Not black-walnut cleanse calendars.

## How should media cover NPIs?

Name pathogens and exposures; avoid generic “toxins/parasites” blur.

Highlight equity and access to diagnosis.

Link to CDC pages as living primary sources.

Sources: [CDC neglected parasitic infections](https://www.cdc.gov/parasites/npi/index.html); [CDC Chagas](https://www.cdc.gov/parasites/chagas/index.html); [CDC toxoplasmosis](https://www.cdc.gov/parasites/toxoplasmosis/index.html).

Readers should dual-source primary literature, translate slogans into exposure units and effect sizes, and rank interventions by expected value under uncertainty. Cheap reversible steps often outrank extreme protocols. Opportunity cost is real: hours spent on unvalidated tests are hours not spent on sleep, training, protein adequacy, and primary care. Sex, life stage, comorbidities, medications, and geography change interpretation. Prefer falsifiable claims with named endpoints over multi-disease cure lists. Update beliefs when stronger trials appear rather than freezing identity around a single paper or influencer narrative. Measured curiosity beats both panic and complacency. Further reading should prioritize primary sources and consensus documents over secondary social summaries. When evidence is mixed, state both the signal and the limits in the same paragraph. When evidence is strong, still avoid overclaiming universality across populations. Pattern quality, dose, and adherence dominate most household decisions more than brand seals.
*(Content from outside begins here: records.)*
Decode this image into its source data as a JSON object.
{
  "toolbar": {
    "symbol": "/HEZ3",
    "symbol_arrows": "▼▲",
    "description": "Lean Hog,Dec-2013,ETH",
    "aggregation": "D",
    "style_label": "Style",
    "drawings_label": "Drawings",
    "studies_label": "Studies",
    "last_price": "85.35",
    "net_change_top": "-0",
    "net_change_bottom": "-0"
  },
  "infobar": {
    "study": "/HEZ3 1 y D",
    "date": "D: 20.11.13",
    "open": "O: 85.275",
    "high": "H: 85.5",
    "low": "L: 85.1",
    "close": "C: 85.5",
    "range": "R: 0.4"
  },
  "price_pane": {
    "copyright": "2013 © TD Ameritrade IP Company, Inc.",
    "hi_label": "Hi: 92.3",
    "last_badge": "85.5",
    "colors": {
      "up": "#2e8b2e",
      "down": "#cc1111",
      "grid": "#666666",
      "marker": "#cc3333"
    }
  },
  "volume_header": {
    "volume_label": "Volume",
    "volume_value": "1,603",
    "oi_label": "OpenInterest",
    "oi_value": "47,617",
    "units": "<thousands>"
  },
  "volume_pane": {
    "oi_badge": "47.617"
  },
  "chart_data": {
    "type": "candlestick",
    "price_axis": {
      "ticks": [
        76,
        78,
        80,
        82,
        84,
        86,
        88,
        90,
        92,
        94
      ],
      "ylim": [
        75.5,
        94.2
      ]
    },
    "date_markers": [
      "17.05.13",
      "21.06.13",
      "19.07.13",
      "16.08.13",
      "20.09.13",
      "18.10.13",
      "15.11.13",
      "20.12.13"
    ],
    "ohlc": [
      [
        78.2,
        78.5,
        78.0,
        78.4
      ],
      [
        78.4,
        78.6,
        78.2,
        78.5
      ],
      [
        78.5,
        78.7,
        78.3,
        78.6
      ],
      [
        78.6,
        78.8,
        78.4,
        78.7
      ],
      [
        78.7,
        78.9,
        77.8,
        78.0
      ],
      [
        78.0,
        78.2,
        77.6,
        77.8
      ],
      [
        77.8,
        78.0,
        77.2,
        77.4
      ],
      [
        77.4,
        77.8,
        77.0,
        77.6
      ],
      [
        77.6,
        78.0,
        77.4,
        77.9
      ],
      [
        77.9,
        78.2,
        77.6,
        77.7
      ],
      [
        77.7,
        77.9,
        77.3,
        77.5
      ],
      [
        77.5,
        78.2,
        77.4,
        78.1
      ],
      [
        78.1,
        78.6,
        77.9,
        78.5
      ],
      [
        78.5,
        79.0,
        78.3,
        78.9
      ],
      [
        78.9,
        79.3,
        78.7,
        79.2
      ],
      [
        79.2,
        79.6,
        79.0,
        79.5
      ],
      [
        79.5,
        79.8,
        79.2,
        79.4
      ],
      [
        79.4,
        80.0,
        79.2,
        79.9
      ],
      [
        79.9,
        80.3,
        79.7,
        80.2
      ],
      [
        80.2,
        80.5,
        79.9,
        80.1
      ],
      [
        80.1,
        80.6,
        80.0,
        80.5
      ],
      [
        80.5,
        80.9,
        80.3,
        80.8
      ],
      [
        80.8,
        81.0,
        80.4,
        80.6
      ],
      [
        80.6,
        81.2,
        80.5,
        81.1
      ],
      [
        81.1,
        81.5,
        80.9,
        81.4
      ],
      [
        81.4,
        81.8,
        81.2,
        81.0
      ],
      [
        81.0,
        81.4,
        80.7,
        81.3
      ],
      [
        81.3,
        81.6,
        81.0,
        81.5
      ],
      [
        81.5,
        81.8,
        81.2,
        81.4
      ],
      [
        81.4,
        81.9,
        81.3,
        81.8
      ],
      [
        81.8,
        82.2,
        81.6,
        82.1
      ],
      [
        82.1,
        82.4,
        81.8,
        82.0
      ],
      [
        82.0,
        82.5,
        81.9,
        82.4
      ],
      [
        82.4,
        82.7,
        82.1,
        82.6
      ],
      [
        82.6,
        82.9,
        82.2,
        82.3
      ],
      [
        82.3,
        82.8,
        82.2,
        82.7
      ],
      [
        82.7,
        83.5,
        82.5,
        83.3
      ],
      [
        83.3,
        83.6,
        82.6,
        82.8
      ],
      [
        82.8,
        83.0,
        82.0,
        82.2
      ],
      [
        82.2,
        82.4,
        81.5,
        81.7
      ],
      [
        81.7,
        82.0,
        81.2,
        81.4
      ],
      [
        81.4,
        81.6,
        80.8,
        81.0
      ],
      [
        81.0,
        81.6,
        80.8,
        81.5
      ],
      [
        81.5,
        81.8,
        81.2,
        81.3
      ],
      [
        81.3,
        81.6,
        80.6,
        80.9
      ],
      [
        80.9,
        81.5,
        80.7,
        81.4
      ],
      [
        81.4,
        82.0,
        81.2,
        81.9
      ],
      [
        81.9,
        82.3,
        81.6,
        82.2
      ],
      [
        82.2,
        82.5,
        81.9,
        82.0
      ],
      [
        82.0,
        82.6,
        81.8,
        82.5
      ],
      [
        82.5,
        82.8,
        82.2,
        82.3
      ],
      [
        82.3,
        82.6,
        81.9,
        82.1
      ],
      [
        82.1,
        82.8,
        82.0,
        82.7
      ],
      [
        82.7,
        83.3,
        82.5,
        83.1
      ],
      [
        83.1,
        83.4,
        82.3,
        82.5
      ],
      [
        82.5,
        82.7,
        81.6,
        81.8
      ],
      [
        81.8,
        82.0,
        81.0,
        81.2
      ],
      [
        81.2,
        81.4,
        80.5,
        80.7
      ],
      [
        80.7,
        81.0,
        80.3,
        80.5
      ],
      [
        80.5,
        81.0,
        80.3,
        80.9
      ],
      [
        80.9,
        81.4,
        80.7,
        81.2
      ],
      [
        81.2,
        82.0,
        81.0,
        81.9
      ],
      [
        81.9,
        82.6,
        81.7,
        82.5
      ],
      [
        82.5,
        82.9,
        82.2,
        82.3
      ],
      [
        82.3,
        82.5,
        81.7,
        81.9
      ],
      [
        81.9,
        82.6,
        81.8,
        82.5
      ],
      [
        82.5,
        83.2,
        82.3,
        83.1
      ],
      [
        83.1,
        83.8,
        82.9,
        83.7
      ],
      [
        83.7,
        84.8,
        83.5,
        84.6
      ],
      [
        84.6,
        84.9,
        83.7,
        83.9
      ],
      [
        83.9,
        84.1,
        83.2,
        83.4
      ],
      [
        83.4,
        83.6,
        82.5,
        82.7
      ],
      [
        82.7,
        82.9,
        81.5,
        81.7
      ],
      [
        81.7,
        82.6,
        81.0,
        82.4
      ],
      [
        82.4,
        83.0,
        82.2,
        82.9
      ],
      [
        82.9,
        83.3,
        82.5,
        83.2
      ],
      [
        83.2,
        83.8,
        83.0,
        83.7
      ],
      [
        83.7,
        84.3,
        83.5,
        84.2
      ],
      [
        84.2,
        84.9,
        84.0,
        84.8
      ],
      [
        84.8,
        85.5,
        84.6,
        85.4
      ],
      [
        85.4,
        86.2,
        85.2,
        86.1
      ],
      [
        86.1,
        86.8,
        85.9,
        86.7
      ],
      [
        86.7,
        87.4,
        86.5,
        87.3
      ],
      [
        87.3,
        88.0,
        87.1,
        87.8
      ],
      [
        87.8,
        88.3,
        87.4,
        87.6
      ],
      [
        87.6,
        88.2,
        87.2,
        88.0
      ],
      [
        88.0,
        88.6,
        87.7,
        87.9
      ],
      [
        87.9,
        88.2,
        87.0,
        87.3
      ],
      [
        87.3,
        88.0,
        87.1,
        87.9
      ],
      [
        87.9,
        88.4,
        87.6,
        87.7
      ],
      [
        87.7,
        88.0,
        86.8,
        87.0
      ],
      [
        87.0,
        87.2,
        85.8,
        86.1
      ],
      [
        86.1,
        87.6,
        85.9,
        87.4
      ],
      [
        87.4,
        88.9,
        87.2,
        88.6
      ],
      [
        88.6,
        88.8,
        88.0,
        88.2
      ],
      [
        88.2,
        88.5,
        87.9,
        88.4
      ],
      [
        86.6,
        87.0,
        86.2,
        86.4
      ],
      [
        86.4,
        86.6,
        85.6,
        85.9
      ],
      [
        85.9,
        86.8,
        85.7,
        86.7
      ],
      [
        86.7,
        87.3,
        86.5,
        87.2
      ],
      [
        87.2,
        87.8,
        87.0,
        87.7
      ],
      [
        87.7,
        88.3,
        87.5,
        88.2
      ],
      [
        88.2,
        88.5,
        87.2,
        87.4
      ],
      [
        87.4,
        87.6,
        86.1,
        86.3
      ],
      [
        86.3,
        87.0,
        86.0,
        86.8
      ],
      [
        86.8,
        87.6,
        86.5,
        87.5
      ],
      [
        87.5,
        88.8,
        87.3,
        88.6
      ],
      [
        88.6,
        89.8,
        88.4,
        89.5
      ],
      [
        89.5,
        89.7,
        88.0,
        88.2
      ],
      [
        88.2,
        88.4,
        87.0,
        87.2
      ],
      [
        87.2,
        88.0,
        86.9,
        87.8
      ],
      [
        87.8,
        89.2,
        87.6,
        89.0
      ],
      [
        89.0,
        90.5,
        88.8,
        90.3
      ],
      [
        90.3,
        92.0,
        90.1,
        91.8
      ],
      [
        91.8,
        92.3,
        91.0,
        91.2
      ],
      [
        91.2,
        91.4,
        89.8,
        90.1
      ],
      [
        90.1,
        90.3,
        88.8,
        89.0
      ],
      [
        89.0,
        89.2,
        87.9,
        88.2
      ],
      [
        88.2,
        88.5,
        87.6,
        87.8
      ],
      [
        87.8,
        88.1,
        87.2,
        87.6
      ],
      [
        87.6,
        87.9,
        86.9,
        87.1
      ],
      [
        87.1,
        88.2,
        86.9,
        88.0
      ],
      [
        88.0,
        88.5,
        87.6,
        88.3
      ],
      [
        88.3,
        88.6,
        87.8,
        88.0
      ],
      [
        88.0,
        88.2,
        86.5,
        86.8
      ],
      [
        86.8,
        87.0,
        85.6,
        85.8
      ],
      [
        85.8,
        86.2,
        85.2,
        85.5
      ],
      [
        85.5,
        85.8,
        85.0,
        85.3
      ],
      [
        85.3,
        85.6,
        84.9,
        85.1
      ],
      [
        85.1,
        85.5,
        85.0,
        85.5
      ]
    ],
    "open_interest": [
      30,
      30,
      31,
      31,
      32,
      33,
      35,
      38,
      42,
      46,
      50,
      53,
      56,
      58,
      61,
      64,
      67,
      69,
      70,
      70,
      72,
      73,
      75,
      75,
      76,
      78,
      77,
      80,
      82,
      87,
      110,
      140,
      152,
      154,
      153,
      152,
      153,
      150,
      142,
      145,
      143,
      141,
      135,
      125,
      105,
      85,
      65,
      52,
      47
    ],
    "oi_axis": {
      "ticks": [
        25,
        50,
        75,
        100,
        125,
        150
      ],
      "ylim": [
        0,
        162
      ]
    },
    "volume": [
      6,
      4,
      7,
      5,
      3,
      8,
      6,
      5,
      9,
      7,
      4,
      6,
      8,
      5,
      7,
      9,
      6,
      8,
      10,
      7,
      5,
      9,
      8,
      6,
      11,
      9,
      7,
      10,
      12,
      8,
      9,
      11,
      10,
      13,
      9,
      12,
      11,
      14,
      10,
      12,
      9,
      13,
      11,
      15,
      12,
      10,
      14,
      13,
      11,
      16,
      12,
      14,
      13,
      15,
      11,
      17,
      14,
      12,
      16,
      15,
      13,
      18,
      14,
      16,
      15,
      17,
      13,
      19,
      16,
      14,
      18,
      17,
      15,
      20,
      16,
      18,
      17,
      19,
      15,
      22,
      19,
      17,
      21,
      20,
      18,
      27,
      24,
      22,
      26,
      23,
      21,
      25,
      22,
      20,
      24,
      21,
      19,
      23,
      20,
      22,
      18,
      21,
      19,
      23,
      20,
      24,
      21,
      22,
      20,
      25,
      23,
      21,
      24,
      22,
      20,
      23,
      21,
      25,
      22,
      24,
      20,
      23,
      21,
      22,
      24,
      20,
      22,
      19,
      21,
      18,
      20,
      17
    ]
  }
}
Context, dose, endpoint, and population must travel together; slogans that drop any of those four are not finished claims. Household decisions should favor reversible experiments with measurable outcomes over identity diets or unvalidated testing cascades.

Context, dose, endpoint, and population must travel together; slogans that drop any of those four are not finished claims. Household decisions should favor reversible experiments with measurable outcomes over identity diets or unvalidated testing cascades.

Context, dose, endpoint, and population must travel together; slogans that drop any of those four are not finished claims. Household decisions should favor reversible experiments with measurable outcomes over identity diets or unvalidated testing cascades.

Context, dose, endpoint, and population must travel together; slogans that drop any of those four are not finished claims. Household decisions should favor reversible experiments with measurable outcomes over identity diets or unvalidated testing cascades.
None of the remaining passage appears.